One thing people need to realize is that cancer is not an automatic death sentence. Through various scientific discoveries and cancer clinical trials, we are advancing new methods of treatment every year. There are millions of cancer survivors alive today.
This can’t be happening to me!
A diagnosis ranks as one of the most upsetting points during the cancer experience. Feelings of anxiety are normal, and often persist throughout the treatment process. It’s not unusual to experience denial after being diagnosed. It can be difficult to come to grips with the news.
During this period, you may not be able to fully perceive your situation or think about what’s next. Over time you will develop the skills you need to cope. This will come as you learn more about the cancer and its effects, and as you spend time with people who understand what you are experiencing and can coach you through it.
Frustration and anger
Along with fear and anxiety, cancer patients often struggle with anger. This anger can run deep, and it can be hard to adequately express. People don’t typically plan for something like this, so a cancer diagnosis often requires changing plans or perhaps letting go of some dreams. It may affect your job and relationships.
The key is learning how to express these frustrations in a positive way. You may be wondering how that is possible, but rest assured that it is. Many cancer patients have found the answer through a counselor, a support group, even a friend.
In fact, today there are many outlets, such as online chat rooms, where cancer patients can vent their frustrations and receive helpful feedback, allowing them to deal with their anger constructively. This helps to guard against misplaced anger, which can sometimes be directed toward loved ones.
Dealing with depression
The depression that often follows diagnosis is different from the chronic mental depression that affects many other people. The term used to describe what cancer patients experience is called reactive depression, and it is a natural psychological response to immense shock. It’s important to realize that the way you are feeling is normal.

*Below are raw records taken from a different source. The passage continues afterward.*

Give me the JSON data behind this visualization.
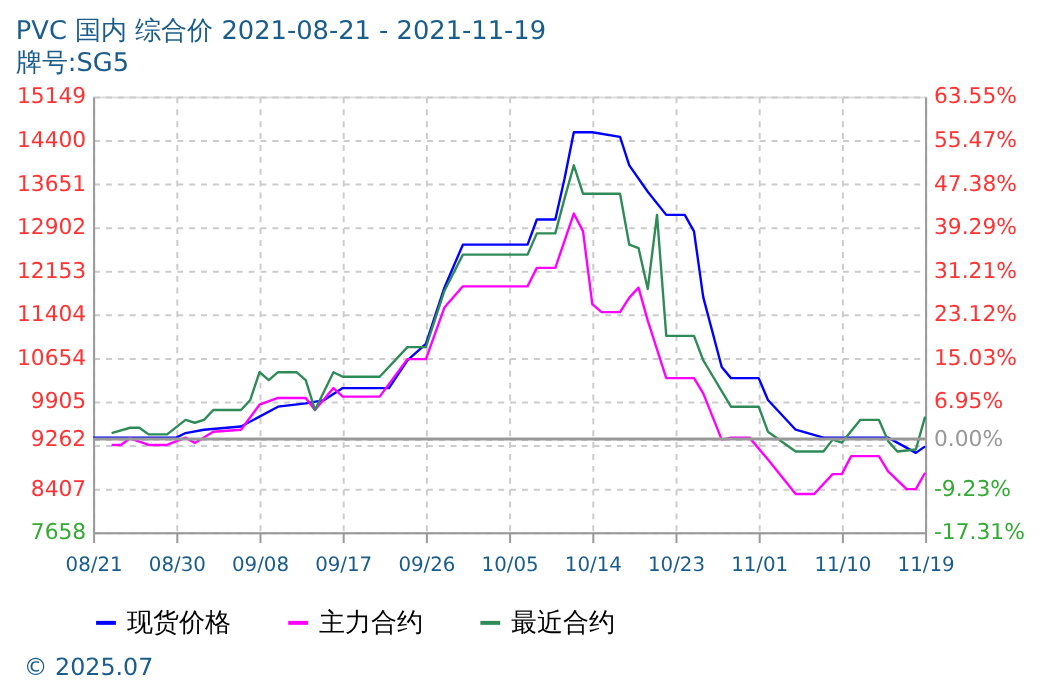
{
  "chart_data": {
    "type": "line",
    "title": "PVC 国内 综合价 2021-08-21 - 2021-11-19",
    "subtitle": "牌号:SG5",
    "xlim": [
      "2021-08-21",
      "2021-11-19"
    ],
    "xticks": [
      {
        "value": "2021-08-21",
        "label": "08/21"
      },
      {
        "value": "2021-08-30",
        "label": "08/30"
      },
      {
        "value": "2021-09-08",
        "label": "09/08"
      },
      {
        "value": "2021-09-17",
        "label": "09/17"
      },
      {
        "value": "2021-09-26",
        "label": "09/26"
      },
      {
        "value": "2021-10-05",
        "label": "10/05"
      },
      {
        "value": "2021-10-14",
        "label": "10/14"
      },
      {
        "value": "2021-10-23",
        "label": "10/23"
      },
      {
        "value": "2021-11-01",
        "label": "11/01"
      },
      {
        "value": "2021-11-10",
        "label": "11/10"
      },
      {
        "value": "2021-11-19",
        "label": "11/19"
      }
    ],
    "ylim": [
      7658,
      15149
    ],
    "yticks": [
      7658,
      8407,
      {
        "value": 9156,
        "label": null
      },
      9262,
      9905,
      10654,
      11404,
      12153,
      12902,
      13651,
      14400,
      15149
    ],
    "y2lim": [
      -17.31,
      63.55
    ],
    "y2ticks": [
      {
        "value": -17.31,
        "label": "-17.31%"
      },
      {
        "value": -9.23,
        "label": "-9.23%"
      },
      {
        "value": 0,
        "label": "0.00%"
      },
      {
        "value": 6.95,
        "label": "6.95%"
      },
      {
        "value": 15.03,
        "label": "15.03%"
      },
      {
        "value": 23.12,
        "label": "23.12%"
      },
      {
        "value": 31.21,
        "label": "31.21%"
      },
      {
        "value": 39.29,
        "label": "39.29%"
      },
      {
        "value": 47.38,
        "label": "47.38%"
      },
      {
        "value": 55.47,
        "label": "55.47%"
      },
      {
        "value": 63.55,
        "label": "63.55%"
      }
    ],
    "ref_lines": [
      {
        "axis": "y2",
        "value": 0,
        "label": null,
        "color": "#999999"
      }
    ],
    "grid": true,
    "legend": "bottom",
    "marker": "none",
    "line_style": "solid",
    "annotations": [
      "© 2025.07"
    ],
    "series": [
      {
        "name": "现货价格",
        "color": "#0000ff",
        "x": [
          "2021-08-21",
          "2021-08-30",
          "2021-08-31",
          "2021-09-02",
          "2021-09-06",
          "2021-09-08",
          "2021-09-10",
          "2021-09-13",
          "2021-09-15",
          "2021-09-17",
          "2021-09-22",
          "2021-09-24",
          "2021-09-26",
          "2021-09-28",
          "2021-09-30",
          "2021-10-07",
          "2021-10-08",
          "2021-10-10",
          "2021-10-11",
          "2021-10-12",
          "2021-10-14",
          "2021-10-17",
          "2021-10-18",
          "2021-10-20",
          "2021-10-22",
          "2021-10-24",
          "2021-10-25",
          "2021-10-26",
          "2021-10-28",
          "2021-10-29",
          "2021-11-01",
          "2021-11-02",
          "2021-11-05",
          "2021-11-08",
          "2021-11-15",
          "2021-11-18",
          "2021-11-19"
        ],
        "values": [
          9284,
          9284,
          9363,
          9420,
          9475,
          9645,
          9816,
          9874,
          9930,
          10136,
          10136,
          10614,
          10897,
          11862,
          12601,
          12601,
          13034,
          13034,
          13737,
          14534,
          14534,
          14454,
          13965,
          13511,
          13113,
          13113,
          12829,
          11700,
          10498,
          10307,
          10307,
          9931,
          9420,
          9284,
          9284,
          9022,
          9134
        ]
      },
      {
        "name": "主力合约",
        "color": "#ff00ff",
        "x": [
          "2021-08-23",
          "2021-08-24",
          "2021-08-25",
          "2021-08-27",
          "2021-08-29",
          "2021-08-31",
          "2021-09-01",
          "2021-09-03",
          "2021-09-06",
          "2021-09-08",
          "2021-09-10",
          "2021-09-13",
          "2021-09-14",
          "2021-09-16",
          "2021-09-17",
          "2021-09-21",
          "2021-09-24",
          "2021-09-26",
          "2021-09-28",
          "2021-09-30",
          "2021-10-07",
          "2021-10-08",
          "2021-10-10",
          "2021-10-12",
          "2021-10-13",
          "2021-10-14",
          "2021-10-15",
          "2021-10-17",
          "2021-10-18",
          "2021-10-19",
          "2021-10-20",
          "2021-10-22",
          "2021-10-25",
          "2021-10-26",
          "2021-10-28",
          "2021-10-29",
          "2021-10-31",
          "2021-11-02",
          "2021-11-05",
          "2021-11-07",
          "2021-11-09",
          "2021-11-10",
          "2021-11-11",
          "2021-11-14",
          "2021-11-15",
          "2021-11-17",
          "2021-11-18",
          "2021-11-19"
        ],
        "values": [
          9158,
          9158,
          9272,
          9158,
          9158,
          9284,
          9193,
          9386,
          9420,
          9850,
          9966,
          9966,
          9760,
          10136,
          9989,
          9989,
          10634,
          10634,
          11520,
          11885,
          11885,
          12202,
          12202,
          13136,
          12829,
          11578,
          11442,
          11442,
          11691,
          11862,
          11295,
          10307,
          10307,
          10044,
          9250,
          9284,
          9284,
          8909,
          8316,
          8316,
          8657,
          8657,
          8966,
          8966,
          8705,
          8398,
          8398,
          8681
        ]
      },
      {
        "name": "最近合约",
        "color": "#2e8b57",
        "x": [
          "2021-08-23",
          "2021-08-25",
          "2021-08-26",
          "2021-08-27",
          "2021-08-29",
          "2021-08-31",
          "2021-09-01",
          "2021-09-02",
          "2021-09-03",
          "2021-09-06",
          "2021-09-07",
          "2021-09-08",
          "2021-09-09",
          "2021-09-10",
          "2021-09-12",
          "2021-09-13",
          "2021-09-14",
          "2021-09-16",
          "2021-09-17",
          "2021-09-21",
          "2021-09-24",
          "2021-09-26",
          "2021-09-28",
          "2021-09-30",
          "2021-10-07",
          "2021-10-08",
          "2021-10-10",
          "2021-10-11",
          "2021-10-12",
          "2021-10-13",
          "2021-10-17",
          "2021-10-18",
          "2021-10-19",
          "2021-10-20",
          "2021-10-21",
          "2021-10-22",
          "2021-10-25",
          "2021-10-26",
          "2021-10-29",
          "2021-11-01",
          "2021-11-02",
          "2021-11-05",
          "2021-11-08",
          "2021-11-09",
          "2021-11-10",
          "2021-11-12",
          "2021-11-14",
          "2021-11-15",
          "2021-11-16",
          "2021-11-18",
          "2021-11-19"
        ],
        "values": [
          9363,
          9454,
          9454,
          9340,
          9340,
          9590,
          9540,
          9590,
          9760,
          9760,
          9931,
          10409,
          10273,
          10409,
          10409,
          10273,
          9760,
          10409,
          10330,
          10330,
          10839,
          10839,
          11806,
          12430,
          12430,
          12795,
          12795,
          13396,
          13965,
          13476,
          13476,
          12601,
          12543,
          11840,
          13112,
          11033,
          11033,
          10614,
          9816,
          9816,
          9386,
          9045,
          9045,
          9250,
          9200,
          9590,
          9590,
          9224,
          9045,
          9080,
          9645
        ]
      }
    ]
  }
}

Take some time to allow yourself to get used to the feeling that accompanies a loss of control or self-image. Once you have settled in, try to take steps to become active in your cancer treatment plan. Patients who refuse to feel helpless often do much better in the long run because the battle against cancer is as much a mental struggle as it is a physical one. However, you should never feel like you need to do this on your own. Counselors and other support groups can help guide you through any depression.
Our emotions are a part of what makes us human. However, we can let them get the best of us at times. Feeling scared, anxious, sad, or just plain angry is part of the emotional distress caused by cancer. Remember that it is normal to feel these things, but you don’t have to deal with them alone. Help is available in a variety of forms.